I RECENTLY PURCHASED A 2002 MAXIMA AND WAS WONDERING WITH 138,000 MILES. WHAT ARE SOME THINGS THAT I SHOULD CHECK OR HAVE CHECKED/CHANGED ON THIS CAR. I REALLY DONT HAVE MUCH INFORMATION FROM THE PREVIOUS OWNER HOWEVER THE CAR RUNS GREAT. GENERAL WHEN I BUY CARS I LIKE TO HAVE SOME SORT OF SERVICE RECORD BUT WAS UBABLE WITH THIS PURCHASE. SHOULD I HAVE THE CAR SERVICED WITH THE DEALER OR JUST RIDE UNTIL SOMETHING FAILS. PLEASE HELP. I WANT THE CAR TO LAST FOR A WHILE. ALSO THE CAR HAS AN INJEN COLD AIR INTAKE ON IT. (WHATEVER THAT IS) LOL!!!!


----------



## smj999smj (Jan 1, 2006)

The cold air intake replaces the stock air cleaner assy. from the factory to reduce intake restriction and create more horsepower...allegedly. Stock air cleaner boxes are more than efficient for most drivers. For continued, high RPM driving, the aftermarket intakes and air filters will typically show power gains over the factory stock system. For those aftermarket systems that use oil-coated cloth air filters, oil contamination of the mass air sensor's hotwire can be an issue. Also, many let more dirt into the engine compared to stock filters. 

The 2002-2003 Maximas were the last built in Japan, which is a good thing for you. Their 3.5L VQ's don't appear to have the upper timing chain tensioner problems of their US built variants. Being at the end of that model series, most of the "bugs" had been worked out of it. Other than some issues with brake rotor pulsation, I don't recall any major issues on the 02-03's. 

Maintenance is routine. Follow the manufacturer's service schedule for your mileage, listed in the owner's manual, and you'll be fine. You may want to have it checked over for any existing problems by a shop you trust being that you just purchased it. Also, you are best to stick with genuine Nissan or OEM parts, such as NGK spark plugs, Bando or Nissan drive belts, etc. If you have an auto trans, stick with Nissan Type "D" ATF or and aftermarket ATF that is specifically Dexron II compatable, like Valvoline's MaxLife ATF. Dexron III/Mercon has a thicker viscosity and tends to cause valve sticking in the valve body. While the VQ35DE will run on regular fuel, I believe premium is recommended and you may experience better performance with it.


----------



## Jeff (Oct 17, 2002)

Really there are no 'major' issues.
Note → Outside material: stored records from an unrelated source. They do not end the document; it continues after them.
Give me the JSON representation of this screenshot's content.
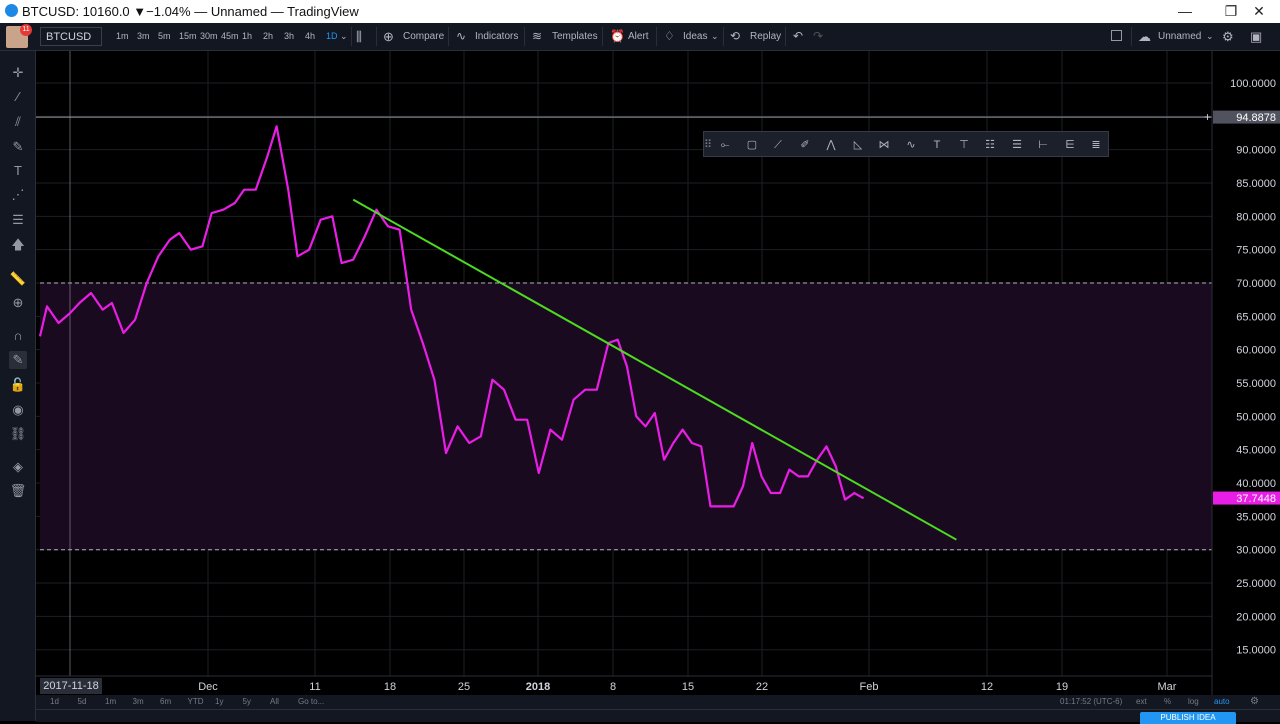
{
  "window": {
    "title": "BTCUSD: 10160.0 ▼−1.04% — Unnamed — TradingView",
    "minimize": "—",
    "maximize": "❐",
    "close": "✕"
  },
  "toolbar": {
    "badge_count": "11",
    "symbol": "BTCUSD",
    "intervals": [
      "1m",
      "3m",
      "5m",
      "15m",
      "30m",
      "45m",
      "1h",
      "2h",
      "3h",
      "4h",
      "1D"
    ],
    "active_interval": "1D",
    "compare": "Compare",
    "indicators": "Indicators",
    "templates": "Templates",
    "alert": "Alert",
    "ideas": "Ideas",
    "replay": "Replay",
    "layout_name": "Unnamed"
  },
  "chart_data": {
    "type": "line",
    "symbol": "BTCUSD",
    "line_color": "#e91ee6",
    "trendline_color": "#4cdb1f",
    "zone_color": "#1a0a1f",
    "x_ticks": [
      "2017-11-18",
      "Dec",
      "11",
      "18",
      "25",
      "2018",
      "8",
      "15",
      "22",
      "Feb",
      "12",
      "19",
      "Mar"
    ],
    "y_ticks": [
      "100.0000",
      "95.0000",
      "90.0000",
      "85.0000",
      "80.0000",
      "75.0000",
      "70.0000",
      "65.0000",
      "60.0000",
      "55.0000",
      "50.0000",
      "45.0000",
      "40.0000",
      "35.0000",
      "30.0000",
      "25.0000",
      "20.0000",
      "15.0000"
    ],
    "ylim": [
      11,
      103
    ],
    "crosshair_value": "94.8878",
    "last_value": "37.7448",
    "horizontal_lines": [
      70,
      30
    ],
    "trendline": [
      [
        13.5,
        82.5
      ],
      [
        39.5,
        31.5
      ]
    ],
    "series": [
      {
        "values": [
          [
            0,
            62
          ],
          [
            0.3,
            66.5
          ],
          [
            0.8,
            64
          ],
          [
            1.3,
            65.5
          ],
          [
            1.7,
            67
          ],
          [
            2.2,
            68.5
          ],
          [
            2.7,
            66
          ],
          [
            3.1,
            67
          ],
          [
            3.6,
            62.5
          ],
          [
            4.1,
            64.5
          ],
          [
            4.6,
            70
          ],
          [
            5.1,
            74
          ],
          [
            5.6,
            76.5
          ],
          [
            6.0,
            77.5
          ],
          [
            6.5,
            75
          ],
          [
            7.0,
            75.5
          ],
          [
            7.4,
            80.5
          ],
          [
            7.9,
            81
          ],
          [
            8.4,
            82
          ],
          [
            8.8,
            84
          ],
          [
            9.3,
            84
          ],
          [
            9.8,
            89
          ],
          [
            10.2,
            93.5
          ],
          [
            10.7,
            84
          ],
          [
            11.1,
            74
          ],
          [
            11.6,
            75
          ],
          [
            12.1,
            79.5
          ],
          [
            12.6,
            80
          ],
          [
            13.0,
            73
          ],
          [
            13.5,
            73.5
          ],
          [
            14.0,
            77
          ],
          [
            14.5,
            81
          ],
          [
            15.0,
            78.5
          ],
          [
            15.5,
            78
          ],
          [
            16.0,
            66
          ],
          [
            16.5,
            61
          ],
          [
            17.0,
            55.5
          ],
          [
            17.5,
            44.5
          ],
          [
            18.0,
            48.5
          ],
          [
            18.5,
            46
          ],
          [
            19.0,
            47
          ],
          [
            19.5,
            55.5
          ],
          [
            20.0,
            54
          ],
          [
            20.5,
            49.5
          ],
          [
            21.0,
            49.5
          ],
          [
            21.5,
            41.5
          ],
          [
            22.0,
            48
          ],
          [
            22.5,
            46.5
          ],
          [
            23.0,
            52.5
          ],
          [
            23.5,
            54
          ],
          [
            24.0,
            54
          ],
          [
            24.5,
            61
          ],
          [
            24.9,
            61.5
          ],
          [
            25.3,
            57.5
          ],
          [
            25.7,
            50
          ],
          [
            26.1,
            48.5
          ],
          [
            26.5,
            50.5
          ],
          [
            26.9,
            43.5
          ],
          [
            27.3,
            46
          ],
          [
            27.7,
            48
          ],
          [
            28.1,
            46
          ],
          [
            28.5,
            45.5
          ],
          [
            28.9,
            36.5
          ],
          [
            29.4,
            36.5
          ],
          [
            29.9,
            36.5
          ],
          [
            30.3,
            39.5
          ],
          [
            30.7,
            46
          ],
          [
            31.1,
            41
          ],
          [
            31.5,
            38.5
          ],
          [
            31.9,
            38.5
          ],
          [
            32.3,
            42
          ],
          [
            32.7,
            41
          ],
          [
            33.1,
            41
          ],
          [
            33.5,
            43.5
          ],
          [
            33.9,
            45.5
          ],
          [
            34.3,
            42.5
          ],
          [
            34.7,
            37.5
          ],
          [
            35.1,
            38.5
          ],
          [
            35.5,
            37.7
          ]
        ]
      }
    ]
  },
  "bottombar": {
    "ranges": [
      "1d",
      "5d",
      "1m",
      "3m",
      "6m",
      "YTD",
      "1y",
      "5y",
      "All"
    ],
    "goto": "Go to...",
    "time": "01:17:52 (UTC-6)",
    "ext": "ext",
    "percent": "%",
    "log": "log",
    "auto": "auto",
    "publish": "PUBLISH IDEA"
  }
}
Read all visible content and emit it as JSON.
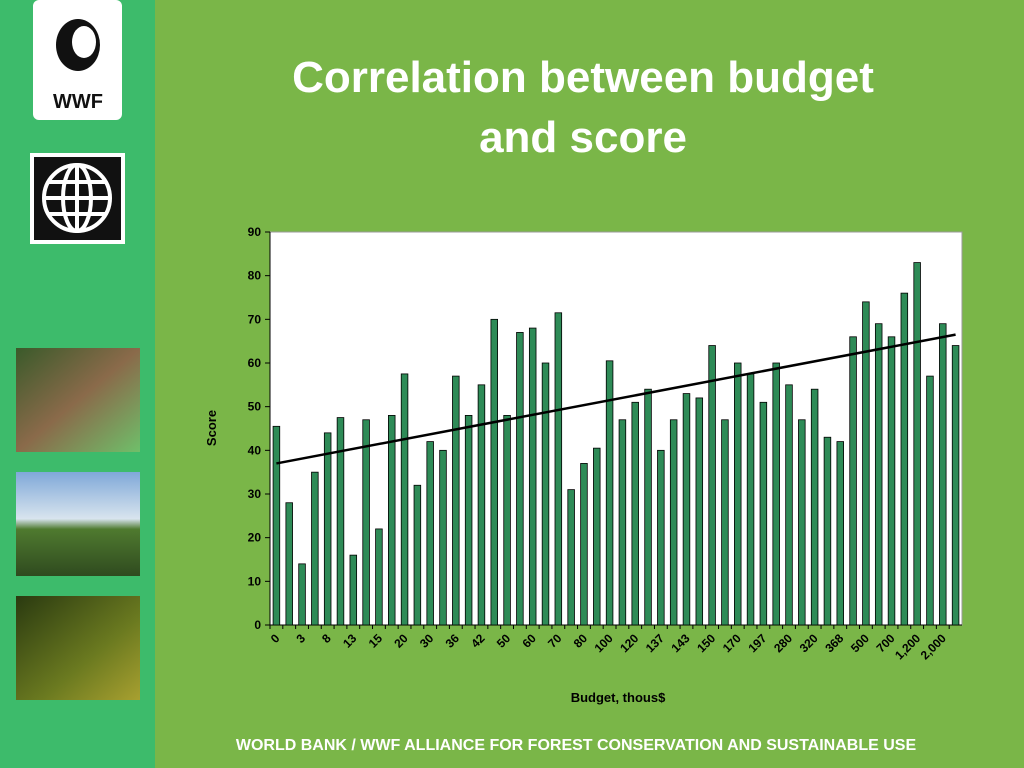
{
  "logo_text": "WWF",
  "footer": "WORLD BANK / WWF ALLIANCE FOR FOREST CONSERVATION AND SUSTAINABLE USE",
  "chart_data": {
    "type": "bar",
    "title": "Correlation between budget and score",
    "x_label": "Budget, thous$",
    "y_label": "Score",
    "categories": [
      "0",
      null,
      "3",
      null,
      "8",
      null,
      "13",
      null,
      "15",
      null,
      "20",
      null,
      "30",
      null,
      "36",
      null,
      "42",
      null,
      "50",
      null,
      "60",
      null,
      "70",
      null,
      "80",
      null,
      "100",
      null,
      "120",
      null,
      "137",
      null,
      "143",
      null,
      "150",
      null,
      "170",
      null,
      "197",
      null,
      "280",
      null,
      "320",
      null,
      "368",
      null,
      "500",
      null,
      "700",
      null,
      "1,200",
      null,
      "2,000",
      null
    ],
    "values": [
      45.5,
      28,
      14,
      35,
      44,
      47.5,
      16,
      47,
      22,
      48,
      57.5,
      32,
      42,
      40,
      57,
      48,
      55,
      70,
      48,
      67,
      68,
      60,
      71.5,
      31,
      37,
      40.5,
      60.5,
      47,
      51,
      54,
      40,
      47,
      53,
      52,
      64,
      47,
      60,
      57.5,
      51,
      60,
      55,
      47,
      54,
      43,
      42,
      66,
      74,
      69,
      66,
      76,
      83,
      57,
      69,
      64
    ],
    "color": "#2e8b57",
    "trend": [
      37,
      66.5
    ],
    "ylim": [
      0,
      90
    ],
    "yticks": [
      0,
      10,
      20,
      30,
      40,
      50,
      60,
      70,
      80,
      90
    ]
  }
}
I can only think of 2 that most complain about.

1-Higher than normal oil consumption due to front precats failing and essentially wearing the exhaust rings down...resulting in oil leaking into the exhaust.
**Fixed by replacing precat or by installing headers...

2-Poor spark plug seals in the valve cover on rear side (closest to firewall). Check your #5 coil pack (closest to intake throttle body side). My #5 is drowning in oil.
**Fixed by replacing valve cover. 2004 Maxima (A34) valve covers were engineered better and do a better job of preventing the seal failure again. Not to mention the A34 valve covers are _*half*_ the cost of an A33 valve cover!!


Have fun with it!


----------



## Scottwax (Mar 19, 2011)

The Injen is not a true cold air intake, you'd be better off converting it to a SRI instead. 

Get a code reader, you are about at the mileage when you might start getting pre-cat and secondary O2 SES lights. Much easier to use a code reader than have to run down to AutoZone or pay the dealer or a mechanic every time you get an SES light.


----------